We understand that the short notice of our email, necessitated by the short notice of the announced holiday, caused some confusion and resulted in some school districts and community colleges deciding to close on Friday, June 18, 2021, or deciding to close on Monday, June 21, 2021, or deciding not to close at all.  There was similar confusion when President George H.W. Bush issued Presidential Proclamation 6257 on March 7, 1991, which proclaimed three “National Days of Thanksgiving” on April 5-7, 1991.  Ultimate resolution of this confusion required a decision by the California Supreme Court.[1]

Our public law office strives to provide reliable, consistent, and prudent legal guidance to our clients.  We are aware that other law firms and organizations have expressed an opinion contrary to ours, but for the reasons discussed below, we continue to stand by our original opinion that June 18, 2021, was a school holiday.

On June 17, 2021, President Biden signed into law S.475[2] that Juneteenth, which falls this year on Saturday, June 19, is a legal federal holiday.[3]   The federal statute was amended to state,

The following are legal public holidays:

New Year’s Day, January 1.

Birthday of Martin Luther King, Jr., the third Monday in January.

Washington’s Birthday, the third Monday in February.

Memorial Day, the last Monday in May.

Juneteenth National Independence Day, June 19.

Independence Day, July 4.

Labor Day, the first Monday in September.

Columbus Day, the second Monday in October.

Veterans Day, November 11.

Thanksgiving Day, the fourth Thursday in November.

Christmas Day, December 25.[4]

The addition of Juneteenth as a national holiday became effective immediately.[5]

California Education Code Section 37220(a) addresses holidays for K-12 schools and provides:

(a) Except as otherwise provided, the public schools shall close on the following holidays: . . .

(12)      All days appointed by the President as a public fast, thanksgiving, or holiday unless it is a special or limited holiday. 
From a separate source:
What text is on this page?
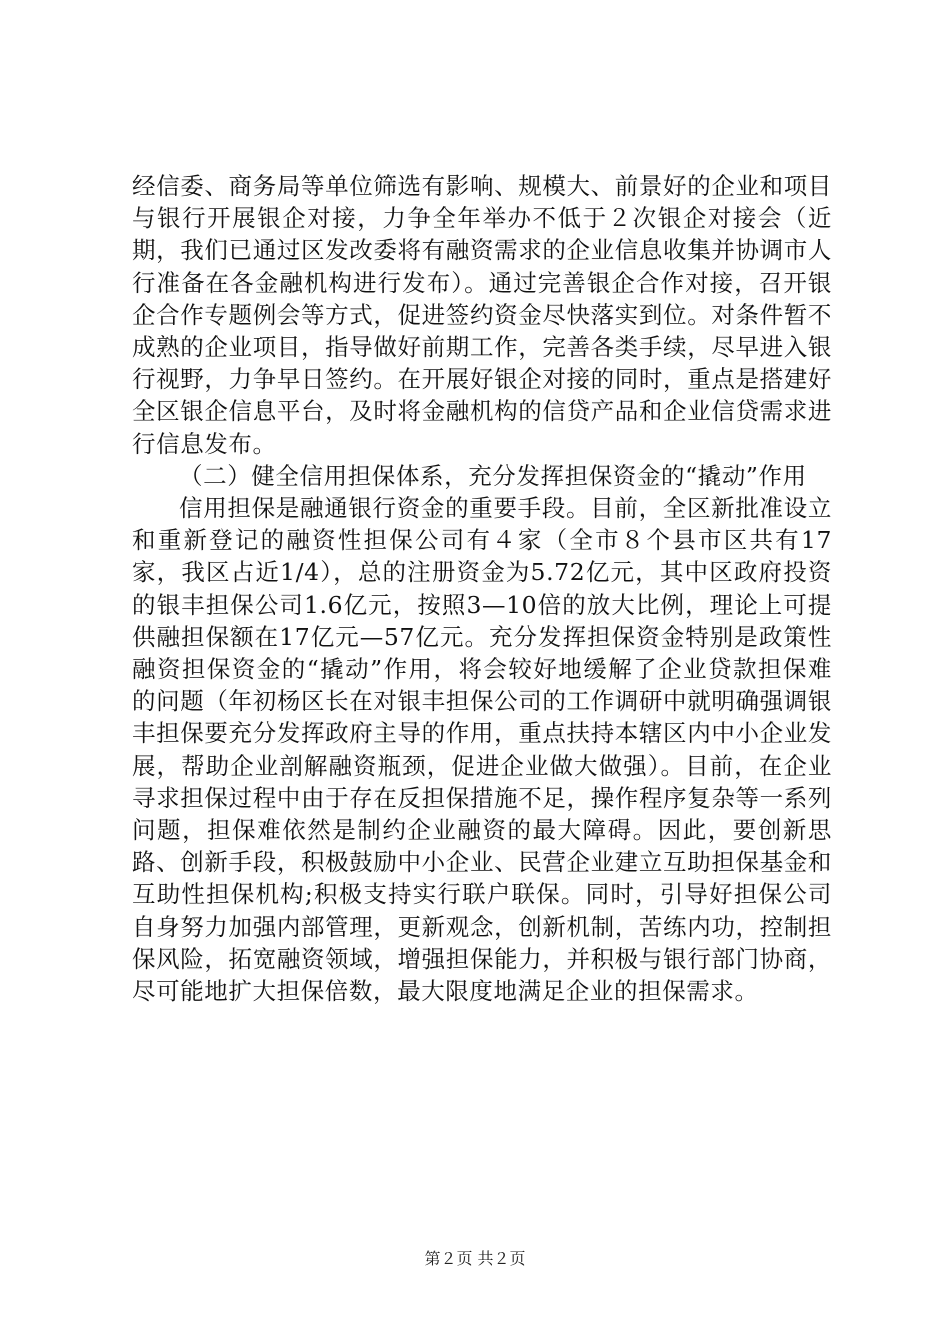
经信委、商务局等单位筛选有影响、规模大、前景好的企业和项目与银行开展银企对接，力争全年举办不低于２次银企对接会（近期，我们已通过区发改委将有融资需求的企业信息收集并协调市人行准备在各金融机构进行发布）。通过完善银企合作对接，召开银企合作专题例会等方式，促进签约资金尽快落实到位。对条件暂不成熟的企业项目，指导做好前期工作，完善各类手续，尽早进入银行视野，力争早日签约。在开展好银企对接的同时，重点是搭建好全区银企信息平台，及时将金融机构的信贷产品和企业信贷需求进行信息发布。

（二）健全信用担保体系，充分发挥担保资金的“撬动”作用

信用担保是融通银行资金的重要手段。目前，全区新批准设立和重新登记的融资性担保公司有４家（全市８个县市区共有17家，我区占近1/4），总的注册资金为5.72亿元，其中区政府投资的银丰担保公司1.6亿元，按照3—10倍的放大比例，理论上可提供融担保额在17亿元—57亿元。充分发挥担保资金特别是政策性融资担保资金的“撬动”作用，将会较好地缓解了企业贷款担保难的问题（年初杨区长在对银丰担保公司的工作调研中就明确强调银丰担保要充分发挥政府主导的作用，重点扶持本辖区内中小企业发展，帮助企业剖解融资瓶颈，促进企业做大做强）。目前，在企业寻求担保过程中由于存在反担保措施不足，操作程序复杂等一系列问题，担保难依然是制约企业融资的最大障碍。因此，要创新思路、创新手段，积极鼓励中小企业、民营企业建立互助担保基金和互助性担保机构;积极支持实行联户联保。同时，引导好担保公司自身努力加强内部管理，更新观念，创新机制，苦练内功，控制担保风险，拓宽融资领域，增强担保能力，并积极与银行部门协商，尽可能地扩大担保倍数，最大限度地满足企业的担保需求。

第２页 共２页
Education Code Section 37220(c) also addresses the issue of when a holiday falls on the weekend:

(c) When any of the holidays on which the schools would be closed falls on Saturday, the public schools shall close on the preceding Friday, and that Friday shall be declared a state holiday.

When examining the definition of “appointment” of a school holiday, the California Supreme Court, found:

To determine whether the “appointment” of a holiday has occurred within the meaning of the Education Code, and more specifically, whether the President’s proclamation contemplated a special national holiday, we must first inquire whether the President has declared a corresponding federal holiday. This threshold requirement will clearly distinguish at the outset those presidential proclamations of a purely ceremonial character from those that were intended to designate a national holiday. It also avoids the anomalous situation created in this case, in which a presidential proclamation designating ‘National Days of Thanksgiving’ is asserted to be the source of a paid holiday for California’s classified employees but which did not declare or result in a holiday for federal employees.[6]

This case, brought by the California School Employees Association (“CSEA”), examined whether classified employees were due holiday pay because of a presidential proclamation – not a statutory federal holiday.  The California Supreme Court addressed this argument as follows:

The intent to designate a national holiday must also be apparent in the language of the proclamation, executive order, or other official announcement itself. [Citation omitted.] In particular, we must examine the words and the tone of the President’s entire announcement, and the manner in which the President directs or recommends that the designated day be observed. It is appropriate to consider the language of the President’s proclamation or similar announcement, because from such an official decree the Legislature intended legal significance to arise.[7]

In the current situation, we have a clear law, passed by both the House and the Senate and signed by the President, stating Juneteenth is a federal holiday, as with Memorial Day, Christmas, and the like.  Some legal opinions we have seen from other law firms and organizations have focused on the fact that because Juneteenth was established as a federal holiday through an act of Congress and signed into law by the President that the language in Education Code Section 37220 is not applicable.

However, President Biden did in fact issue on June 18, 2021, “A proclamation on Juneteenth Day of Observance, 2021.”[8]  This Proclamation provides in part:

…And that is why I am proud to have consecrated Juneteenth as our newest national holiday.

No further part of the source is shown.